Failure to complete the development of the ViewSoft project in its
entirety, or in a timely manner, could have a material adverse impact on the
Company's financial condition and results of operations. No assurance can be
given that actual revenues and operating profit attributable to acquired
in−process research and development will not deviate from the projections used
to initially value such technology when acquired. Ongoing operations and
financial results for acquired assets and licensed technology, and the Company
as a whole, are subject to a variety of factors, which may not have been known
or estimable at the date of such transactions.

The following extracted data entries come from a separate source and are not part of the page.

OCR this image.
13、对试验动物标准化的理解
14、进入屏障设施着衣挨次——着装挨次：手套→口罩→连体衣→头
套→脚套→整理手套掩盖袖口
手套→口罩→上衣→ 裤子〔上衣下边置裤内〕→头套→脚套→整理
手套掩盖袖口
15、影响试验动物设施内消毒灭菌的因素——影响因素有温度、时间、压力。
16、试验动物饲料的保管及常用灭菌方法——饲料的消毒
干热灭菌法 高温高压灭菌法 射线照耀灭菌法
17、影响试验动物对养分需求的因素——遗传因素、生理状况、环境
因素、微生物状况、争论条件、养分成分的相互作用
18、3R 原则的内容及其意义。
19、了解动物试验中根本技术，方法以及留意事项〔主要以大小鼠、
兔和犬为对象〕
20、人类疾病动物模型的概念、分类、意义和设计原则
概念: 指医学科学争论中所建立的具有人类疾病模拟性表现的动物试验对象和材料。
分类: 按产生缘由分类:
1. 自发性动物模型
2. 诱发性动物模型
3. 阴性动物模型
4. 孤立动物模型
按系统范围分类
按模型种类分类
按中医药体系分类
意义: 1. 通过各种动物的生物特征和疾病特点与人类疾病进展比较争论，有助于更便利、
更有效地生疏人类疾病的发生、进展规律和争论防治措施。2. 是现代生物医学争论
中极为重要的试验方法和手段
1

A description of the in−process research and development and the estimates
made by the Company for each of the APM, VDOnet and ViewSoft transactions is
summarized below. All of the acquired projects were targeted for the
server−based computing market.
APM
The in−process research and development acquired in the APM acquisition
consisted primarily of one significant research and development project. The
project is a Windows NT−based application server for Java applications. At the
date of the acquisition, APM was shipping a Java application server solution
that allowed an enterprise user to access Java−applets from the Internet and
execute these applets outside the corporate firewall in a server−based computing
configuration in a fashion that was transparent to the enterprise user. APM was
in the process of modifying its software product to incorporate changes
necessary for it to interface with Java 2.0, which was a major new release that
included major rewrites to the Java desktop. Following the acquisition, the
Company planned on continuing the process of incorporating changes necessary to
interface with Java 2.0, and in addition, planned on further developing the
software product into an application server for Java 2.0 that would operate in a
MetaFrame server environment.
The Company estimated this project was less than 45% complete at the date
of acquisition. The aggregate value assigned to the in−process research and
development was $10.7 million. In the second quarter of 2000, management changed
the Java application server to a Java Performance Pack product, which adds
performance enhancements and management tools to other Citrix products.